Caracas es una mujer que me desa(r)ma. Vuelvo al museo de arte contemporáneo donde le corté un pedazo del brassiere a Charlote Moorman cuando interpretaba su violectra durante un concurrido happening de videoarte (recuerdo la cara alarmada de Carlos Rangel ante el trozo exagerado de la prenda íntima que escindí dejando un pezón descubierto de la artista anglo). Recorro las sedes adjuntas de la galería de arte nacional / museo de bellas artes, reposando en el jardín de las esculturas y asomándome, más tarde, a la terraza del último piso desde donde diviso el minarete de la mezquita vecina recortada contra ese Alá mineral y vegetal: la omnipresencia telúrica de la montaña.
Mi ciudad ahora es un disfrute sereno, voyeurístico, del examante que espía de soslayo a su examada, añorándola con extrañamiento, contemplación a destiempo que se compensa con la exaltación de la memoria, paladeando añejos placeres que se intensifican con la presencia ¿Cómo se llamaba y dónde se encuentra exactamente aquella placita, parque o área verde que, con su breve caída de agua, apagaba el tumulto de la avenida Urdaneta, haciéndola un apacible punto de encuentro?

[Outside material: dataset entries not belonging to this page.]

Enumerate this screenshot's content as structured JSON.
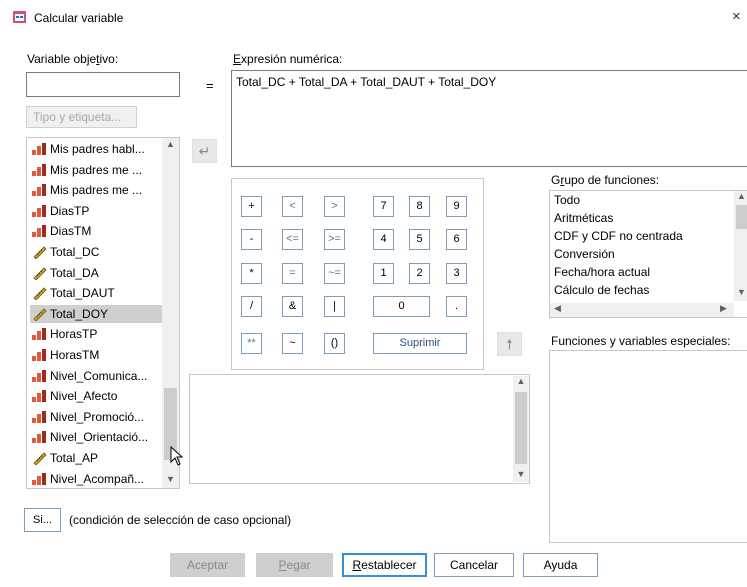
{
  "window": {
    "title": "Calcular variable",
    "close_glyph": "×"
  },
  "target": {
    "label_pre": "Variable obje",
    "label_u": "t",
    "label_post": "ivo:",
    "value": "",
    "equals": "=",
    "type_button": "Tipo y etiqueta..."
  },
  "expression": {
    "label_u": "E",
    "label_post": "xpresión numérica:",
    "value": "Total_DC + Total_DA + Total_DAUT + Total_DOY"
  },
  "variables": [
    {
      "name": "Mis padres habl...",
      "type": "nominal"
    },
    {
      "name": "Mis padres me ...",
      "type": "nominal"
    },
    {
      "name": "Mis padres me ...",
      "type": "nominal"
    },
    {
      "name": "DiasTP",
      "type": "nominal"
    },
    {
      "name": "DiasTM",
      "type": "nominal"
    },
    {
      "name": "Total_DC",
      "type": "scale"
    },
    {
      "name": "Total_DA",
      "type": "scale"
    },
    {
      "name": "Total_DAUT",
      "type": "scale"
    },
    {
      "name": "Total_DOY",
      "type": "scale",
      "selected": true
    },
    {
      "name": "HorasTP",
      "type": "nominal"
    },
    {
      "name": "HorasTM",
      "type": "nominal"
    },
    {
      "name": "Nivel_Comunica...",
      "type": "nominal"
    },
    {
      "name": "Nivel_Afecto",
      "type": "nominal"
    },
    {
      "name": "Nivel_Promoció...",
      "type": "nominal"
    },
    {
      "name": "Nivel_Orientació...",
      "type": "nominal"
    },
    {
      "name": "Total_AP",
      "type": "scale"
    },
    {
      "name": "Nivel_Acompañ...",
      "type": "nominal"
    }
  ],
  "keypad": {
    "plus": "+",
    "lt": "<",
    "gt": ">",
    "d7": "7",
    "d8": "8",
    "d9": "9",
    "minus": "-",
    "le": "<=",
    "ge": ">=",
    "d4": "4",
    "d5": "5",
    "d6": "6",
    "mult": "*",
    "eq": "=",
    "ne": "~=",
    "d1": "1",
    "d2": "2",
    "d3": "3",
    "div": "/",
    "and": "&",
    "or": "|",
    "d0": "0",
    "dot": ".",
    "pow": "**",
    "not": "~",
    "parens": "()",
    "delete": "Suprimir"
  },
  "function_groups": {
    "label_pre": "G",
    "label_u": "r",
    "label_post": "upo de funciones:",
    "items": [
      "Todo",
      "Aritméticas",
      "CDF y CDF no centrada",
      "Conversión",
      "Fecha/hora actual",
      "Cálculo de fechas"
    ]
  },
  "special_functions": {
    "label": "Funciones y variables especiales:"
  },
  "condition": {
    "button": "Si...",
    "text": "(condición de selección de caso opcional)"
  },
  "buttons": {
    "accept": "Aceptar",
    "paste_u": "P",
    "paste_post": "egar",
    "reset_u": "R",
    "reset_post": "establecer",
    "cancel": "Cancelar",
    "help": "Ayuda"
  },
  "colors": {
    "nominal_icon": "#e05a3c",
    "nominal_icon_2": "#a22a1a",
    "scale_icon": "#c9a227",
    "default_button_border": "#3a8ed6"
  }
}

Duele comprobar el deterioro de esta dama madura a quien la decadencia devenida en vulgar celulitis no le sienta. Porque no son las marcas señoriales del cuero curtido ni las líneas de expresión propias del rostro enriquecido por la experiencia. Son arrugas y ojeras. Es dejadez, indiferencia, amargura y desencanto.

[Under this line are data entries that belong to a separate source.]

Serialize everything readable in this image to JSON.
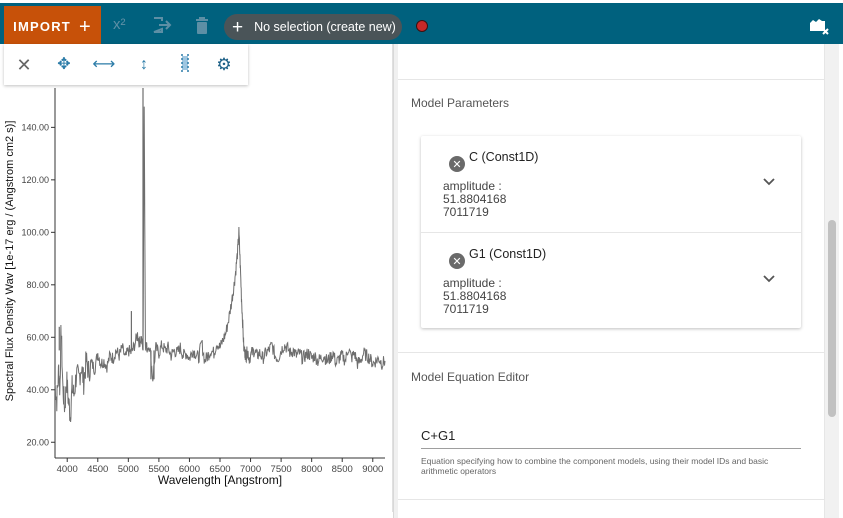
{
  "toolbar": {
    "import_label": "IMPORT",
    "selection_label": "No selection (create new)",
    "colors": {
      "bar": "#00617e",
      "import": "#c75109",
      "pill": "#4a5458",
      "record": "#c62828"
    }
  },
  "viewer": {
    "tools": [
      "close-icon",
      "pan-zoom-icon",
      "horizontal-zoom-icon",
      "vertical-zoom-icon",
      "range-select-icon",
      "gear-icon"
    ]
  },
  "right_panel": {
    "model_parameters_title": "Model Parameters",
    "parameters": [
      {
        "name": "C (Const1D)",
        "label": "amplitude :",
        "value_lines": [
          "51.8804168",
          "7011719"
        ]
      },
      {
        "name": "G1 (Const1D)",
        "label": "amplitude :",
        "value_lines": [
          "51.8804168",
          "7011719"
        ]
      }
    ],
    "equation_editor_title": "Model Equation Editor",
    "equation_value": "C+G1",
    "equation_help": "Equation specifying how to combine the component models, using their model IDs and basic arithmetic operators"
  },
  "chart_data": {
    "type": "line",
    "xlabel": "Wavelength [Angstrom]",
    "ylabel": "Spectral Flux Density Wav [1e-17 erg / (Angstrom cm2 s)]",
    "xlim": [
      3800,
      9200
    ],
    "ylim": [
      14,
      155
    ],
    "x_ticks": [
      4000,
      4500,
      5000,
      5500,
      6000,
      6500,
      7000,
      7500,
      8000,
      8500,
      9000
    ],
    "y_ticks": [
      20.0,
      40.0,
      60.0,
      80.0,
      100.0,
      120.0,
      140.0
    ],
    "y_tick_labels": [
      "20.00",
      "40.00",
      "60.00",
      "80.00",
      "100.00",
      "120.00",
      "140.00"
    ],
    "series": [
      {
        "color": "#6e6e6e",
        "x": [
          3800,
          3830,
          3860,
          3880,
          3900,
          3930,
          3960,
          3990,
          4020,
          4050,
          4080,
          4110,
          4150,
          4190,
          4230,
          4270,
          4310,
          4350,
          4400,
          4450,
          4500,
          4550,
          4600,
          4650,
          4700,
          4750,
          4800,
          4850,
          4900,
          4950,
          5000,
          5050,
          5100,
          5150,
          5180,
          5210,
          5240,
          5260,
          5280,
          5300,
          5350,
          5400,
          5450,
          5500,
          5550,
          5600,
          5650,
          5700,
          5750,
          5800,
          5850,
          5900,
          5950,
          6000,
          6050,
          6100,
          6150,
          6200,
          6250,
          6300,
          6350,
          6400,
          6450,
          6500,
          6550,
          6600,
          6650,
          6700,
          6730,
          6760,
          6790,
          6810,
          6830,
          6850,
          6870,
          6890,
          6910,
          6930,
          6950,
          6980,
          7020,
          7060,
          7100,
          7150,
          7200,
          7250,
          7300,
          7350,
          7400,
          7450,
          7500,
          7550,
          7600,
          7650,
          7700,
          7750,
          7800,
          7850,
          7900,
          7950,
          8000,
          8050,
          8100,
          8150,
          8200,
          8250,
          8300,
          8350,
          8400,
          8450,
          8500,
          8550,
          8600,
          8650,
          8700,
          8750,
          8800,
          8850,
          8900,
          8950,
          9000,
          9050,
          9100,
          9150,
          9200
        ],
        "y": [
          42,
          36,
          48,
          40,
          64,
          40,
          33,
          44,
          36,
          30,
          41,
          38,
          46,
          44,
          49,
          43,
          51,
          47,
          50,
          48,
          54,
          50,
          51,
          49,
          53,
          52,
          55,
          53,
          56,
          52,
          55,
          54,
          57,
          61,
          58,
          60,
          55,
          150,
          58,
          56,
          57,
          44,
          56,
          54,
          57,
          55,
          56,
          53,
          55,
          54,
          56,
          53,
          54,
          52,
          55,
          54,
          52,
          58,
          51,
          53,
          55,
          54,
          58,
          56,
          59,
          62,
          68,
          75,
          80,
          86,
          93,
          100,
          88,
          76,
          66,
          56,
          54,
          53,
          55,
          52,
          54,
          55,
          53,
          54,
          52,
          54,
          55,
          57,
          53,
          52,
          55,
          57,
          56,
          54,
          55,
          53,
          54,
          52,
          53,
          54,
          52,
          53,
          51,
          52,
          53,
          51,
          52,
          54,
          50,
          52,
          53,
          51,
          56,
          52,
          54,
          50,
          51,
          54,
          53,
          52,
          50,
          51,
          52,
          50,
          51
        ]
      }
    ],
    "spikes": [
      {
        "x": 3870,
        "y": 64
      },
      {
        "x": 5050,
        "y": 70
      },
      {
        "x": 5180,
        "y": 55
      },
      {
        "x": 5240,
        "y": 155
      },
      {
        "x": 5370,
        "y": 44
      },
      {
        "x": 5420,
        "y": 44
      }
    ]
  }
}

Caracas tiró la toalla ante un urbanismo inconsciente, caótico y desmemoriado. Persisten, eso sí, pequeños prodigios que se extravían, escondiéndose, creo, de los depredadores habituales y de otros nuevos que surgen por (de)generación espontánea. Preservados en la caja fuerte de mi recuerdo, para que no me los expropien, ni siquiera me atrevo a nombrarlos.

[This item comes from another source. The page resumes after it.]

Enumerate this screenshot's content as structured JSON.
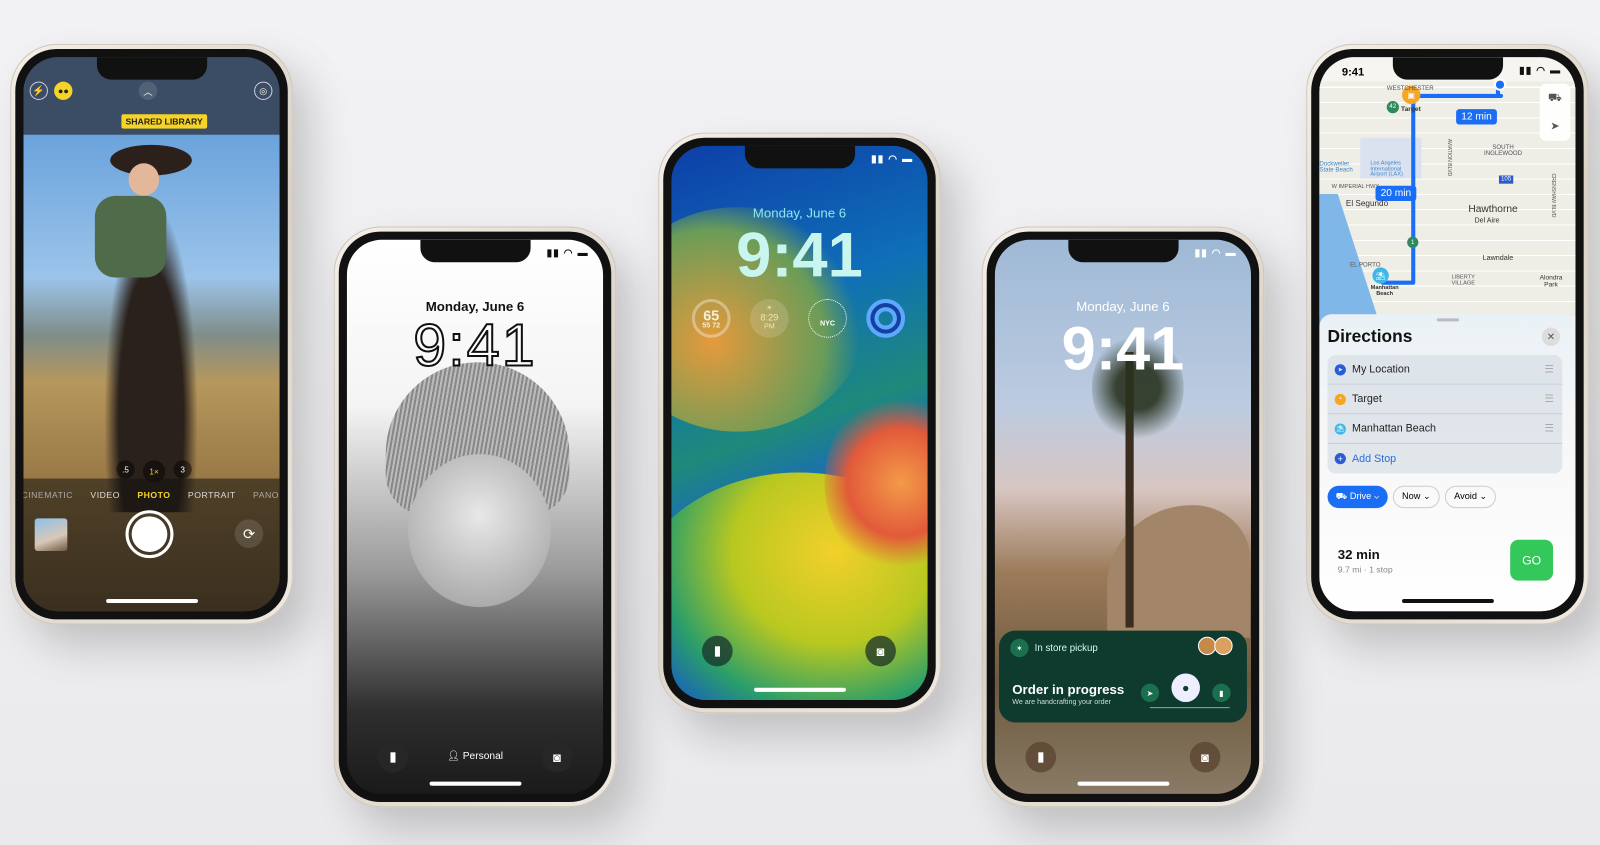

¿Sobrevivirá aquel exquisito restaurant familiar donde consideraban el café una gentileza que jamás debe cobrarse? ¿O ese motelito discreto y confortable en el que nadie osaba apresurar a las parejas que ejercían explícitamente las artes amatorias a cabalidad y buen resguardo? ¿Acaso se desvanecieron las salas cinematográficas de arte y ensayo donde Fassbinder, Fellini, Saura, Truffaut, Buñuel, Antonioni, Pasolini, Bertolucci, Lelouch, Scola, la Wertmüller, los hermanos Taviani, Kadar, Russell, Altman, Bergman, Kurosawa y tantos otros nos asombraban con la inteligencia luminosa del celuloide que sintetizaba y celebraba a las seis restantes artes? ¿Y los festivales internacionales de teatro que acercaban a los espectadores caraqueños a lo más intenso de la vanguardia escénica italiana, francesa, londinense, alemana? ¿Con nuestra innegable naturaleza sísmica, ¿qué estrenarán los novísimos coreógrafos urbanos?
¿Cuándo fue que el mayor consumo per cápita de escocés en el mundo nos intoxicó provocándonos tal letargo?
Ansío reencontrarme con toda esa caraquéñesis de vitalidad desbordante y lo único que me salpica es la podredumbre nauseabunda del Guaire. “Somos peces del Guaire, somos peces del Guaire”, se burlan los skantantes de Desorden Público, mientras un taxi patas blancas sin aire acondicionado ni placas me acerca a mi refugio del hotel Tamanaco, suite senior 1602, con vista a la piscina, al moribundo paseo las mercedes, a la autopista eternamente embotellada, al Avila indomable que satiriza con desprecio a la espectral Caracas.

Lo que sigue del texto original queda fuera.